Tourism continues to be a major economic driver in and around Helen, according to White County Chamber of Commerce President Cindy Bailey, with the opening of new hotels, including upscale Valhalla Resort Hotel at Innsbruck, a gated residential community, scheduled to open this summer. Georgia Power and Habersham EMC each added new power substations, and HEMC expanded broadband to Helen.
Banks County hit a grand slam in January, says Brad Day, executive director of the Banks County Development Authority, when it landed Diana Food, a provider of natural ingredients to the food and beverage industry. The company will create 80 jobs and invest $50 million in a 90,000-square-foot facility on a 40-acre site in the Banks Crossing Business Park.
Greene County widened, resurfaced and added new lighting to its Regional Airport’s 5,500-foot runway, says Special Assistant to the County Manager Chris Edwards. Build-out of fiber optics to the county industrial park and to Athens Technical College’s Greensboro campus is slated for this spring. Near downtown Greensboro, the long-vacant Mary-Leila cotton mill was renovated into loft apartments. NIBCO, a manufacturer of flow-control products, added about 50 jobs. On the county’s southern fringe, The Glen at Lake Oconee Village, a 126,000-square-foot, 118-unit assisted living facility, opened in February.
Towns County Commissioner Cliff Bradshaw says his community is excited about Advanced Digital Cable’s plans to expand manufacturing operations. Retail is also on the upswing, with four new downtown businesses in Hiawassee, including the upscale McLain’s on Main Café + Coffee Bar.

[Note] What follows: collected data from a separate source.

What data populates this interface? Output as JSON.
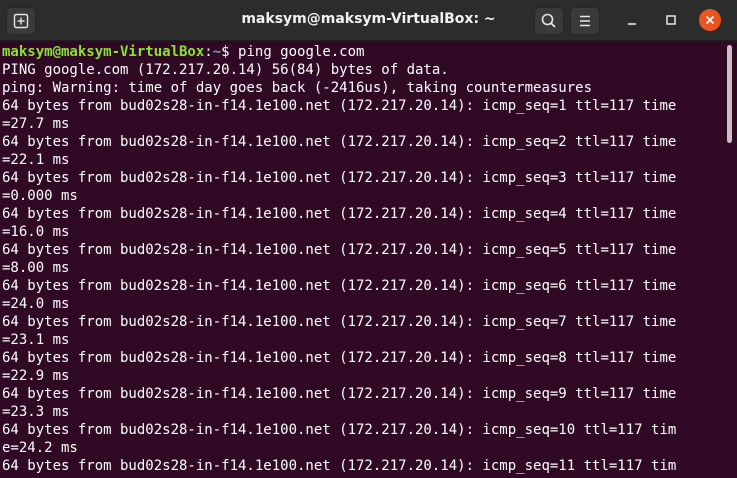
{
  "window": {
    "title": "maksym@maksym-VirtualBox: ~"
  },
  "titlebar": {
    "icons": [
      "new-tab-icon",
      "search-icon",
      "hamburger-menu-icon",
      "minimize-icon",
      "maximize-icon",
      "close-icon"
    ],
    "accent_close": "#e95420"
  },
  "terminal": {
    "background": "#300a24",
    "prompt": {
      "user_host": "maksym@maksym-VirtualBox",
      "separator": ":",
      "path": "~",
      "symbol": "$ ",
      "command": "ping google.com"
    },
    "lines": [
      "PING google.com (172.217.20.14) 56(84) bytes of data.",
      "ping: Warning: time of day goes back (-2416us), taking countermeasures",
      "64 bytes from bud02s28-in-f14.1e100.net (172.217.20.14): icmp_seq=1 ttl=117 time",
      "=27.7 ms",
      "64 bytes from bud02s28-in-f14.1e100.net (172.217.20.14): icmp_seq=2 ttl=117 time",
      "=22.1 ms",
      "64 bytes from bud02s28-in-f14.1e100.net (172.217.20.14): icmp_seq=3 ttl=117 time",
      "=0.000 ms",
      "64 bytes from bud02s28-in-f14.1e100.net (172.217.20.14): icmp_seq=4 ttl=117 time",
      "=16.0 ms",
      "64 bytes from bud02s28-in-f14.1e100.net (172.217.20.14): icmp_seq=5 ttl=117 time",
      "=8.00 ms",
      "64 bytes from bud02s28-in-f14.1e100.net (172.217.20.14): icmp_seq=6 ttl=117 time",
      "=24.0 ms",
      "64 bytes from bud02s28-in-f14.1e100.net (172.217.20.14): icmp_seq=7 ttl=117 time",
      "=23.1 ms",
      "64 bytes from bud02s28-in-f14.1e100.net (172.217.20.14): icmp_seq=8 ttl=117 time",
      "=22.9 ms",
      "64 bytes from bud02s28-in-f14.1e100.net (172.217.20.14): icmp_seq=9 ttl=117 time",
      "=23.3 ms",
      "64 bytes from bud02s28-in-f14.1e100.net (172.217.20.14): icmp_seq=10 ttl=117 tim",
      "e=24.2 ms",
      "64 bytes from bud02s28-in-f14.1e100.net (172.217.20.14): icmp_seq=11 ttl=117 tim"
    ]
  },
  "scrollbar": {
    "position_fraction": 0.0
  }
}
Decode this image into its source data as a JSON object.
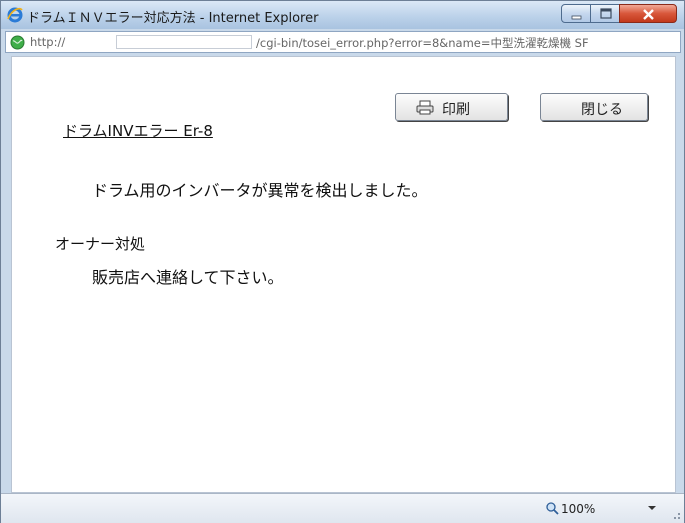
{
  "window": {
    "title": "ドラムＩＮＶエラー対応方法 - Internet Explorer"
  },
  "address": {
    "scheme": "http://",
    "path": "/cgi-bin/tosei_error.php?error=8&name=中型洗濯乾燥機 SF"
  },
  "buttons": {
    "print_label": "印刷",
    "close_label": "閉じる"
  },
  "content": {
    "error_title": "ドラムINVエラー Er-8",
    "message": "ドラム用のインバータが異常を検出しました。",
    "owner_heading": "オーナー対処",
    "owner_action": "販売店へ連絡して下さい。"
  },
  "statusbar": {
    "zoom": "100%"
  },
  "colors": {
    "titlebar": "#bcd2ea",
    "close_button": "#c2391c",
    "frame": "#c9d9ea"
  }
}
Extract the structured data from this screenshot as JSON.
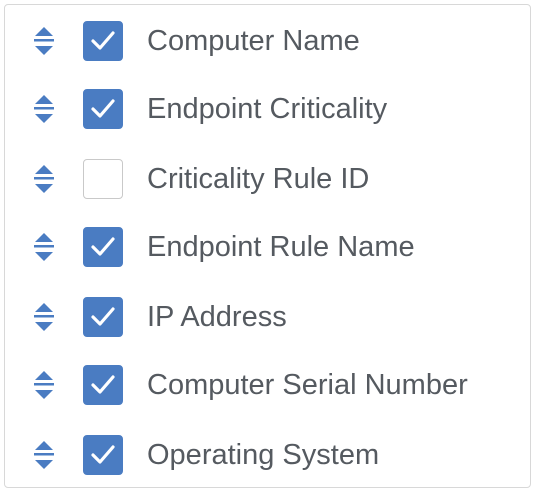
{
  "colors": {
    "accent": "#4a7cc2",
    "text": "#555a60",
    "border": "#d8d8d8"
  },
  "columns": [
    {
      "label": "Computer Name",
      "checked": true,
      "drag_icon": "sort-arrows-icon"
    },
    {
      "label": "Endpoint Criticality",
      "checked": true,
      "drag_icon": "sort-arrows-icon"
    },
    {
      "label": "Criticality Rule ID",
      "checked": false,
      "drag_icon": "sort-arrows-icon"
    },
    {
      "label": "Endpoint Rule Name",
      "checked": true,
      "drag_icon": "sort-arrows-icon"
    },
    {
      "label": "IP Address",
      "checked": true,
      "drag_icon": "sort-arrows-icon"
    },
    {
      "label": "Computer Serial Number",
      "checked": true,
      "drag_icon": "sort-arrows-icon"
    },
    {
      "label": "Operating System",
      "checked": true,
      "drag_icon": "sort-arrows-icon"
    }
  ]
}
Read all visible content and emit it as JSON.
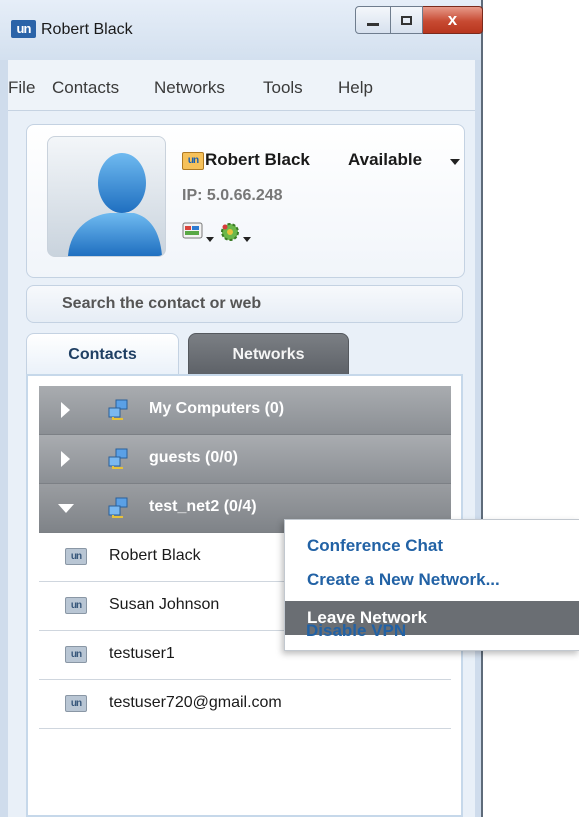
{
  "window": {
    "title": "Robert Black",
    "logo_text": "un",
    "minimize_icon": "minimize-icon",
    "maximize_icon": "maximize-icon",
    "close_glyph": "x"
  },
  "menu": [
    "File",
    "Contacts",
    "Networks",
    "Tools",
    "Help"
  ],
  "profile": {
    "name": "Robert Black",
    "status": "Available",
    "ip": "IP: 5.0.66.248",
    "status_icon_text": "un",
    "tool_icons": [
      "talk-icon",
      "settings-gear-icon"
    ]
  },
  "search": {
    "placeholder": "Search the contact or web",
    "value": ""
  },
  "tabs": {
    "contacts": "Contacts",
    "networks": "Networks",
    "active": "Contacts"
  },
  "tree": {
    "groups": [
      {
        "label": "My Computers (0)",
        "expanded": false
      },
      {
        "label": "guests (0/0)",
        "expanded": false
      },
      {
        "label": "test_net2 (0/4)",
        "expanded": true
      }
    ],
    "members": [
      "Robert Black",
      "Susan Johnson",
      "testuser1",
      "testuser720@gmail.com"
    ],
    "member_icon_text": "un"
  },
  "context_menu": {
    "items": [
      "Conference Chat",
      "Create a New Network...",
      "Leave Network",
      "Disable VPN"
    ],
    "highlighted": "Leave Network"
  },
  "colors": {
    "accent_blue": "#2262a5",
    "group_gray": "#8b8f94",
    "highlight_gray": "#6a6e73",
    "close_red": "#c74a32"
  }
}
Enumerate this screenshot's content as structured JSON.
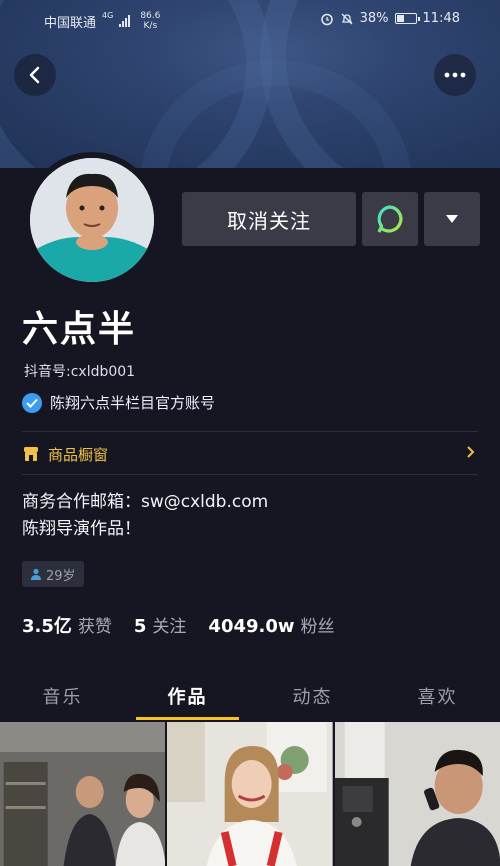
{
  "status_bar": {
    "carrier": "中国联通",
    "network": "4G",
    "speed_value": "86.6",
    "speed_unit": "K/s",
    "battery": "38%",
    "time": "11:48"
  },
  "profile": {
    "name": "六点半",
    "douyin_id": "抖音号:cxldb001",
    "verification": "陈翔六点半栏目官方账号",
    "unfollow_label": "取消关注"
  },
  "shop": {
    "label": "商品橱窗"
  },
  "bio": {
    "line1": "商务合作邮箱：sw@cxldb.com",
    "line2": "陈翔导演作品！"
  },
  "age_tag": "29岁",
  "stats": {
    "likes_value": "3.5亿",
    "likes_label": "获赞",
    "following_value": "5",
    "following_label": "关注",
    "followers_value": "4049.0w",
    "followers_label": "粉丝"
  },
  "tabs": [
    "音乐",
    "作品",
    "动态",
    "喜欢"
  ],
  "active_tab": "作品",
  "colors": {
    "accent": "#f9c21d",
    "verify": "#3b9cf0",
    "background": "#161622",
    "shop": "#f0c14a"
  }
}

A full remodel is underway at The Ridges Resort and Marina on Lake Chatuge. Wesley Dowdy, president and COO of Duke Hospitality, the resort’s owner, says completion is expected by Aug. 31. In addition to upgrading all 66 lodge rooms and enhancing 10,000 square feet of conference space, the project includes reopening the restaurant for breakfast and dinner and the addition of a spa and a lobby bar. Total investment in the resort will be a little more than $5.2 million, says Dowdy. “We would expect it to improve [resort] revenue by about $2 million annually,” Dowdy adds.
With the array of business activity and expansions occurring in Northeast Georgia, the region is definitely experiencing a hot streak.